Solidaritas.net – Jika kekuatan serikat buruh yang pernah dimiliki diperbaiki dan digunakan sekarang ini, maka TAK LAYAK hanya menuntut 3 juta-an–apalagi di bawah 3 jutaan–di seluruh nasional. Agar (sebaiknya) kita jangan berpikir kompromi (yang TAK SELAYAKNYA) karena merasa tak punya kekuatan; atau menipu diri (dan anggota) seolah-olah landasan menuntutnya sudah ilmiah-rasional-masuk akal-cerdas. Padahal cuma menguntungkan pengusaha, sedangkan bagi kaum buruh: TETAP TAK LAYAK SEBAGAI KESEJAHTERAAN MANUSIA PEKERJA ABAD 21. Tapi, yach, kita tak boleh berkhayal, memang sudah tidak bisa diperbaiki lagi, kecuali ada generasi kaum pekerja baru yang demokratis, mau belajar, berani dan welas asih.
Coba hitung penurunan daya beli upah buruh selama 17 tahun, dan sesuaikan kenaikan upahnya.
Tuntutan kenaikan upah tidak sekadar rasionalisasi ekonomi saja, tapi membutuhkan juga kekuatan politik (massa) untuk mempertahakan perhitungan rasionalisasi ekonomi tersebut, karena–bila ditilik kesejarahannya–negara (termasuk aparat dan lembaga-lembaganya) beserta pengusahanya terlalu banyak mengambil apa yang telah dihasilkan oleh keringat buruh, dan mengambilnya pun bisa dengan kekerasan (represi) dan Undang-Undang. Rasionalisasi mereka penuh kebohongan. Dan banyak serikat buruh berkompromi dengan hanya mengurangi sedikit saja kebohongan mereka, alias menuntut sedikit saja di atas nilai kenaikan yang diajukan mereka.
BONGKAR!
Serikat-serikat buruh sering mengatakan bahwa penetapan kenaikan upah minimum Jakarta akan menjadi patokan bagi kenaikan upah minimum daerah-daerah lain. Itulah mengapa ketika Gubernur Jokowi menetapkan kenaikan upah minimum Jakarta yang dinilai rendah, tidak seperti tahun sebelumnya, maka ia dijuluki “Bapak Upah Murah”. Sekarang, terjadi kompromi dari serikat buruh sendiri–yakni kesepakatan dari serikat buruh “yang berpengaruh”–dengan bersedia menyepakati kenaikan upah minimum Jakarta 22,9%. Jadi, SEKARANG, bila daerah-daerah lain hendak menuntut kenaikan nilai upah minimum di atas nilai upah minimum Jakarta 2015, misalnya di atas 3,2 juta, AKAN LAH SULIT, kecuali ada TEKANAN MASSA YANG AMPUH. Jadi, siapa sebenarnya “Bapak Upah Murah 2015”, atau siapa sebenarnya “Serikat Buruh Upah Murah” itu?
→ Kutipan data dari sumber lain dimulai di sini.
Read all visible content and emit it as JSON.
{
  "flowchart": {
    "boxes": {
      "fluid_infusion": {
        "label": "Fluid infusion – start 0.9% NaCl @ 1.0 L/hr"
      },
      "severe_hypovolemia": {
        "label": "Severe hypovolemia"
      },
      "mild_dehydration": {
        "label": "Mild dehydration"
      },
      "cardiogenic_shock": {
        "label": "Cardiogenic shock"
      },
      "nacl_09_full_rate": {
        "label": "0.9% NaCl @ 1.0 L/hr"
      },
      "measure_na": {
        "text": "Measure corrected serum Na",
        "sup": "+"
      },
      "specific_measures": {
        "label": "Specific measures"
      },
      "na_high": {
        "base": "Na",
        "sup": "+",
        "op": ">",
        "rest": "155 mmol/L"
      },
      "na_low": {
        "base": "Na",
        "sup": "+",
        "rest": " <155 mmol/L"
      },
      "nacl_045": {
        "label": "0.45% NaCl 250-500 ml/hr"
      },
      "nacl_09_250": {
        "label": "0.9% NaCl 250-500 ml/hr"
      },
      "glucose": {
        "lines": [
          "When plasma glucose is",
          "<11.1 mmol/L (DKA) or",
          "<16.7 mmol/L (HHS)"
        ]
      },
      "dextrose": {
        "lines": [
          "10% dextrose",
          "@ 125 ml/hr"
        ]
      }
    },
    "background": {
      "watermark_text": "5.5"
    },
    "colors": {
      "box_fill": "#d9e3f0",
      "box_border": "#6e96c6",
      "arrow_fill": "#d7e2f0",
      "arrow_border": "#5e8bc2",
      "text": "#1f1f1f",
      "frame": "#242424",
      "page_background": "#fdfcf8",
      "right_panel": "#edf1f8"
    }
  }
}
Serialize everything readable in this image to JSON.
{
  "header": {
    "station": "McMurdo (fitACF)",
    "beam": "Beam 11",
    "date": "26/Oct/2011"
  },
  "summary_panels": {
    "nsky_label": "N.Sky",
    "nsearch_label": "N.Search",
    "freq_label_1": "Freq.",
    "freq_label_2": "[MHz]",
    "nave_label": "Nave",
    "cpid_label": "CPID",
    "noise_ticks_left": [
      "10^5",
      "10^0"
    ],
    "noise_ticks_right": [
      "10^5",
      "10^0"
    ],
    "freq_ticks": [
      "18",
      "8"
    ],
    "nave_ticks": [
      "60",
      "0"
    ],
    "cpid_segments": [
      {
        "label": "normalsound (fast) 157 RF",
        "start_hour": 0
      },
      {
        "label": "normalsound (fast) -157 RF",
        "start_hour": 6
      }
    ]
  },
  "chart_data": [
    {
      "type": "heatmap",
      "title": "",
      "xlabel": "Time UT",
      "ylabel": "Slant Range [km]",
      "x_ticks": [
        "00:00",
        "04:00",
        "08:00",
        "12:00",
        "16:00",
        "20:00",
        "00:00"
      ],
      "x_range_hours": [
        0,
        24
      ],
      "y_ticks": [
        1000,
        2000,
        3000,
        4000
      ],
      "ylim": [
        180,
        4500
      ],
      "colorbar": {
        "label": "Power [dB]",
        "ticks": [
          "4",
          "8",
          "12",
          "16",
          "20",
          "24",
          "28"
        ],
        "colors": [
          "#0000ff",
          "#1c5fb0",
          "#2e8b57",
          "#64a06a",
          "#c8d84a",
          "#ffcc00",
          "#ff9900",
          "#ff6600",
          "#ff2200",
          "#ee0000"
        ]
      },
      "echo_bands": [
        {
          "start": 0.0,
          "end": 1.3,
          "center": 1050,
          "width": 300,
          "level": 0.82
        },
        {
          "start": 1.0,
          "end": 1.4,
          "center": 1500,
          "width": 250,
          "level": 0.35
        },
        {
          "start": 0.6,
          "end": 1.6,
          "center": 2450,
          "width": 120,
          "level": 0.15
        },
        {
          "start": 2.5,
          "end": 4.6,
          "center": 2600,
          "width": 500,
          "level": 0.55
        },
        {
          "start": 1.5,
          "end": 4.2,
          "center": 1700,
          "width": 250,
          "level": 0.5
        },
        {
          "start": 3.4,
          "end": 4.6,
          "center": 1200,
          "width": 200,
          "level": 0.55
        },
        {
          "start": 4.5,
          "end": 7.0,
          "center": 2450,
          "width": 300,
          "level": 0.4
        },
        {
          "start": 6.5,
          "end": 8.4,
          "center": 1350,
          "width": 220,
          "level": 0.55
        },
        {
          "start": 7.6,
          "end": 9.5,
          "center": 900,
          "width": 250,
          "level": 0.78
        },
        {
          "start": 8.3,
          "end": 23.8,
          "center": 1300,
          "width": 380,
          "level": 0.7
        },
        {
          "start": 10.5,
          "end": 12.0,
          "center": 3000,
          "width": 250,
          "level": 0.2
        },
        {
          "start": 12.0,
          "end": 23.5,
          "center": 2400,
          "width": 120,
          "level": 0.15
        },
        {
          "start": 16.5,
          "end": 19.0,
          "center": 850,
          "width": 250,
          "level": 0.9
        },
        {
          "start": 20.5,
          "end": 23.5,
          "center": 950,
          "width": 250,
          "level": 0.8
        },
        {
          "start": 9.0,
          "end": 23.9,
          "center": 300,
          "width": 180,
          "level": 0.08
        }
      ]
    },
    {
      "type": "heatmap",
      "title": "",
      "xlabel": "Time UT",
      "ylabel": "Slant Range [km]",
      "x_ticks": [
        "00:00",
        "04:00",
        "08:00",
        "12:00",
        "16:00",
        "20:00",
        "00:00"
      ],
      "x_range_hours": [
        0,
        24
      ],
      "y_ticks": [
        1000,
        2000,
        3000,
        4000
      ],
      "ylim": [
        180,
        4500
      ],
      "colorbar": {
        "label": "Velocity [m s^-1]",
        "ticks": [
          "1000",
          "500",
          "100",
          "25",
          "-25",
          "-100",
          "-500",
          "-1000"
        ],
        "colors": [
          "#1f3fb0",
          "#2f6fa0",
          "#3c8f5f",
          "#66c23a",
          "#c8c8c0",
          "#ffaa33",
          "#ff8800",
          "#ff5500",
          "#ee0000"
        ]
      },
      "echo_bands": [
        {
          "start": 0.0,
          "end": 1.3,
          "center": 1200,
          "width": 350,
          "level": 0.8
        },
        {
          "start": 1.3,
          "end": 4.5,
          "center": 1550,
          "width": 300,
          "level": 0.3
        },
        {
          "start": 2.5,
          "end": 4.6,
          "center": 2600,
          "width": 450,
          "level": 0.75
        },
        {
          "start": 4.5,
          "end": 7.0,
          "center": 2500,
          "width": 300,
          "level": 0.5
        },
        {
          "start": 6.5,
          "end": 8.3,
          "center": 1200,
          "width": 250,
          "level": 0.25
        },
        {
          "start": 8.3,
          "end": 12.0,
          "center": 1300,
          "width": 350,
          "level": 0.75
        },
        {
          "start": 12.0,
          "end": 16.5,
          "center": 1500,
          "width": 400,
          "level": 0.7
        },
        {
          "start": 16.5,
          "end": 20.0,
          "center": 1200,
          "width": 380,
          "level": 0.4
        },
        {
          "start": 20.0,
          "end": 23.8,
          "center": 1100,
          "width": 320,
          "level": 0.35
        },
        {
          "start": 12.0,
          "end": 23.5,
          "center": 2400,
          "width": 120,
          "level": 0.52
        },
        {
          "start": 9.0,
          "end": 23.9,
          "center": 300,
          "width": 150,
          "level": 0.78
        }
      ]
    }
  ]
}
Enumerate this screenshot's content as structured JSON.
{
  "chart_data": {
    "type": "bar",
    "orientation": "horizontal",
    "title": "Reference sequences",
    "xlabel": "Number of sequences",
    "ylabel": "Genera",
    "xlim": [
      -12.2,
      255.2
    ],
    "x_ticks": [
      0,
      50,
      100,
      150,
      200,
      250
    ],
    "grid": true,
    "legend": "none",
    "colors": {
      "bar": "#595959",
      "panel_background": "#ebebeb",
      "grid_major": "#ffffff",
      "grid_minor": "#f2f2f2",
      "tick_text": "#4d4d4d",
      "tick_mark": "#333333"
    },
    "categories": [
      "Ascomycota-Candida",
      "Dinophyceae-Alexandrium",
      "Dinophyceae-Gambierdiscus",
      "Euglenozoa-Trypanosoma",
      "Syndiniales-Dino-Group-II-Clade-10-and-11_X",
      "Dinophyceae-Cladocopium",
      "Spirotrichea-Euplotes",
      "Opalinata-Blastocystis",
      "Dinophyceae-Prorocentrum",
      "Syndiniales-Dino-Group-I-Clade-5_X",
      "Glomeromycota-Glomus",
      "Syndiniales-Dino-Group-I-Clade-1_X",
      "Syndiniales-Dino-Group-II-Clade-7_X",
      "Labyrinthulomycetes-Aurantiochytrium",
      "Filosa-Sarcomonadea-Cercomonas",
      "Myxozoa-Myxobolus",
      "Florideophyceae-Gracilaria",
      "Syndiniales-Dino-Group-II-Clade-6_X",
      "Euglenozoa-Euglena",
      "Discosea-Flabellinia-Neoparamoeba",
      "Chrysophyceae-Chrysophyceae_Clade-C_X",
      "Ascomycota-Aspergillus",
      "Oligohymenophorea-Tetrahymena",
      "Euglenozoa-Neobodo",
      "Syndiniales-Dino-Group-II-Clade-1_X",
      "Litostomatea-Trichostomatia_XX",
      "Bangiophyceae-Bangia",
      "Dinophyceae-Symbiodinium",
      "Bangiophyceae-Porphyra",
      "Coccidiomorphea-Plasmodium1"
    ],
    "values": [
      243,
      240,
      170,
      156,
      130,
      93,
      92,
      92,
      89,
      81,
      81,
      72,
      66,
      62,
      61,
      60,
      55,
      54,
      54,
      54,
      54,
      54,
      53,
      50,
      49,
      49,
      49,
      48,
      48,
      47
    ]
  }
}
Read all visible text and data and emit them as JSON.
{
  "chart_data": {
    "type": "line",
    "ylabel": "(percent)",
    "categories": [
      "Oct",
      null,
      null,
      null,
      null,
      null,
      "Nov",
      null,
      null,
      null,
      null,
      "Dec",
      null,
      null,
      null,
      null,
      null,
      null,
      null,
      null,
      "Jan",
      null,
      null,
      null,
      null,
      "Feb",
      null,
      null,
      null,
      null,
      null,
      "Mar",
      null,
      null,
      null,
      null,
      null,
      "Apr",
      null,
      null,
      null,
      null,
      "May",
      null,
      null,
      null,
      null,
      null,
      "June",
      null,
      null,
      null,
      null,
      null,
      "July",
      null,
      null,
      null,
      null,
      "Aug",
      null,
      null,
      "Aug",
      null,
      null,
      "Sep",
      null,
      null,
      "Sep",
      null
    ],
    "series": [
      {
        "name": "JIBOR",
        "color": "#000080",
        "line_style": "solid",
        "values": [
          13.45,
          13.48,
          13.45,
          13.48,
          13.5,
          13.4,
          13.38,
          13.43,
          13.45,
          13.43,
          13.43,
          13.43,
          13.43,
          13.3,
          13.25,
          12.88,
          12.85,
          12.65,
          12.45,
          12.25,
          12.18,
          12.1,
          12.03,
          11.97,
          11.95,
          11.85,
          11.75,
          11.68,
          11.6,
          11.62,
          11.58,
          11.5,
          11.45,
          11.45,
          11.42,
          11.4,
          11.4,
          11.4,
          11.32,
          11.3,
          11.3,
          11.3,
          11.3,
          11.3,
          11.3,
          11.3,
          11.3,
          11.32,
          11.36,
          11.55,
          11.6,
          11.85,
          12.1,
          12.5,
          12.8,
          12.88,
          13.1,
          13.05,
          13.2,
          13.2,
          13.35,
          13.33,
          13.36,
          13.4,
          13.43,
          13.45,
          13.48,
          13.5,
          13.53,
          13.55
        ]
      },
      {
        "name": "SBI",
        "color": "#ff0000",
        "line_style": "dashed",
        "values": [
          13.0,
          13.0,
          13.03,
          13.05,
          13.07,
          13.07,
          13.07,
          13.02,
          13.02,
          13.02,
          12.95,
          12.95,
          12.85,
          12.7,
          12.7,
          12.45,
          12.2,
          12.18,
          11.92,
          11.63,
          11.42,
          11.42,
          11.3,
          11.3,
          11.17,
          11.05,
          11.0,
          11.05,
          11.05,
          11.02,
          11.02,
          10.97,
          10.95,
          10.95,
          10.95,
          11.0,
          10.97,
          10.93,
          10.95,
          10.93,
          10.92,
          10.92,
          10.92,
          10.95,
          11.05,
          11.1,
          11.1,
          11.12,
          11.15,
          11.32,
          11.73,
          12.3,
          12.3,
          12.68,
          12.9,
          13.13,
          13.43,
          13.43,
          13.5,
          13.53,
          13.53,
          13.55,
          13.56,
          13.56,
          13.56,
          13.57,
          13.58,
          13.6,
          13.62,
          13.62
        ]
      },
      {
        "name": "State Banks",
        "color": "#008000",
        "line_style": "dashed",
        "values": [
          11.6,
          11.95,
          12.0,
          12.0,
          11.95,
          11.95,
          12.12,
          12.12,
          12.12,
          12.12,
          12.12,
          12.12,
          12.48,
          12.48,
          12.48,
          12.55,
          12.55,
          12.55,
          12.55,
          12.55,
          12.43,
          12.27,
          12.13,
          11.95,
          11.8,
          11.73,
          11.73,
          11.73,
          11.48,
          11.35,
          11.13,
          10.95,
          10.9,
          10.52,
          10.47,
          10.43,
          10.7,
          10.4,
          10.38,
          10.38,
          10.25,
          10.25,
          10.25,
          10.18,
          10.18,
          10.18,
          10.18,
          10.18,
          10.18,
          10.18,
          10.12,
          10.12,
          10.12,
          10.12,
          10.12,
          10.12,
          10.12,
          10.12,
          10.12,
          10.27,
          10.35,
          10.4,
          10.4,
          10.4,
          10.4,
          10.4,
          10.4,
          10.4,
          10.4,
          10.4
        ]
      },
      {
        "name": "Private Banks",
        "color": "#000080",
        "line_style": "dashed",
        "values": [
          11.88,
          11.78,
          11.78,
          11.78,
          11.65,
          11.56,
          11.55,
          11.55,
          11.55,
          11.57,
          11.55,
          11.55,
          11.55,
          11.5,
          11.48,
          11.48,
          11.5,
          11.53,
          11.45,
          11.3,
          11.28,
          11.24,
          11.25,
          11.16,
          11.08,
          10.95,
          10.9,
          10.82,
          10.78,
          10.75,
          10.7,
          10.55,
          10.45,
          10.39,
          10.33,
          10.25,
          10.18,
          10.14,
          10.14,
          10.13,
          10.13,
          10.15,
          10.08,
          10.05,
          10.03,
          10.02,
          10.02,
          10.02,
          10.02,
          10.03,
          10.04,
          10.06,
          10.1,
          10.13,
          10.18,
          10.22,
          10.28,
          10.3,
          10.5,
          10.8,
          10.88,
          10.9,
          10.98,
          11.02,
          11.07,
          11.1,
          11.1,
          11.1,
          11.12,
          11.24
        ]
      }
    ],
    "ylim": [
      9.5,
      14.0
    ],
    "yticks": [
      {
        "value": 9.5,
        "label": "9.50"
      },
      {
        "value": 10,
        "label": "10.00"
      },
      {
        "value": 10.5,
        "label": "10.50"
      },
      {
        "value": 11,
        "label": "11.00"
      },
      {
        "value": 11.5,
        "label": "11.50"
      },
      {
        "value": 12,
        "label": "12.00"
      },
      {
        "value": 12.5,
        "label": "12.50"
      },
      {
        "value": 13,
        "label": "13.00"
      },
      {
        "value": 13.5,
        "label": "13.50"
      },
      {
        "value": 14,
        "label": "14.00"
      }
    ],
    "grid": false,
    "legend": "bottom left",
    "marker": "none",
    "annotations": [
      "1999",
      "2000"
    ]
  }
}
Apa itu yang dimaksud dengan TEKANAN MASSA YANG AMPUH? Kawan-kawan yang pernah belajar ekonomi-politik pasti paham itu. Yakni: MOGOK NASIONAL BUKAN ABAL-ABAL/GADUNGAN; alias MOGOK NASIONAL YANG BENAR-BENAR MENGHENTIKAN PRODUKSI alias MOGOK NASIONAL SEJATI/TULEN. Dan Mogok Nasional Sejati/Tulen butuh militansi yang tinggi, yang harus dipersiapkan dengan sistematis menggunakan gagasan/propaganda, siasat (yang benar) dan keorganisasian (rinciannya pernah aku rekomendasikan di statusku yang lama sekali.).